Multiple Myeloma



This plasma cell dyscrasia, which often pre­sents with bone pain and/or paraproteinuria, is associated with renal dysfunction at some time in about half of all patients . The etiol­ogies of renal insufficiency in multiple myeloma include a specific renal lesion known as “mye­loma kidney,” hypercalcemia, and an increased susceptibility to nephrotoxins.

“Myeloma kidney” refers to a unique renal le­sion that is associated with Bence-Jones protein­uria, the excretion of kappa and lambda light chains of immunoglobulins. The histopathology is that of tubular occlusion by broad, waxy casts composed of the paraproteins. A prominent tu­bular reaction with giant cells and atrophy is ac­companied by widespread round cell infiltration in the interstitium. Amyloid deposits may be seen in glomeruli and tubules. Renal insufficiency is common with this lesion.

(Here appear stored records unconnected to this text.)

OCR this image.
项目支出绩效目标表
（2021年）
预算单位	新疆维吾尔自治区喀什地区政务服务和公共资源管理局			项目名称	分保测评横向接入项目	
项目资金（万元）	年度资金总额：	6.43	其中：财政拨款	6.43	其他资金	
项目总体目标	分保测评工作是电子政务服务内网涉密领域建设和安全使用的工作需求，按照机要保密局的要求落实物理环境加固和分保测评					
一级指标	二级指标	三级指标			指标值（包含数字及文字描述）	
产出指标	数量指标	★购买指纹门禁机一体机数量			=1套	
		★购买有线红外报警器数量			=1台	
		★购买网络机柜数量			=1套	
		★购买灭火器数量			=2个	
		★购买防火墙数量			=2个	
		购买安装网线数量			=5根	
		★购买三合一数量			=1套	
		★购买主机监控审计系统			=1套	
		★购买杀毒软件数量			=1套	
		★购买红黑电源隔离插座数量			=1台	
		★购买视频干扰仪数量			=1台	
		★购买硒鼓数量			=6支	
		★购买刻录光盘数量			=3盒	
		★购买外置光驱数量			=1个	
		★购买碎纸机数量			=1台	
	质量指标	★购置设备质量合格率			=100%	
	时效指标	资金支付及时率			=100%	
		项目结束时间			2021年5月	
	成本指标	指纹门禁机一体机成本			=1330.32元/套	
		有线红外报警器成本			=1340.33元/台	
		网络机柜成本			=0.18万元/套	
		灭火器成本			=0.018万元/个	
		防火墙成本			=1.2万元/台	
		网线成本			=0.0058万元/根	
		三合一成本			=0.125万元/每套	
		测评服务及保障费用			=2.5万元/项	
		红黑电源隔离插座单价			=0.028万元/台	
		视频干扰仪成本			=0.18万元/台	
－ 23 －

Hypercalcemia is seen in at least one third of myeloma patients and often causes a vasopressinresistant hyposthenuria with polyuria. Volume depletion from the polyuria may cause reversible renal insufficiency. Levels of serum calcium greater than 12 to 13 mg/dl are commonly ob­served.

A common phenomenon in multiple myeloma is the increased occurrence of acute renal failure after exposure to agents such as radiocontrast media or aminoglycoside antibiotics. Patients with multiple myeloma should be kept well-hy-drated, with intravenous saline if necessary, whenever exposed to a nephrotoxic agent.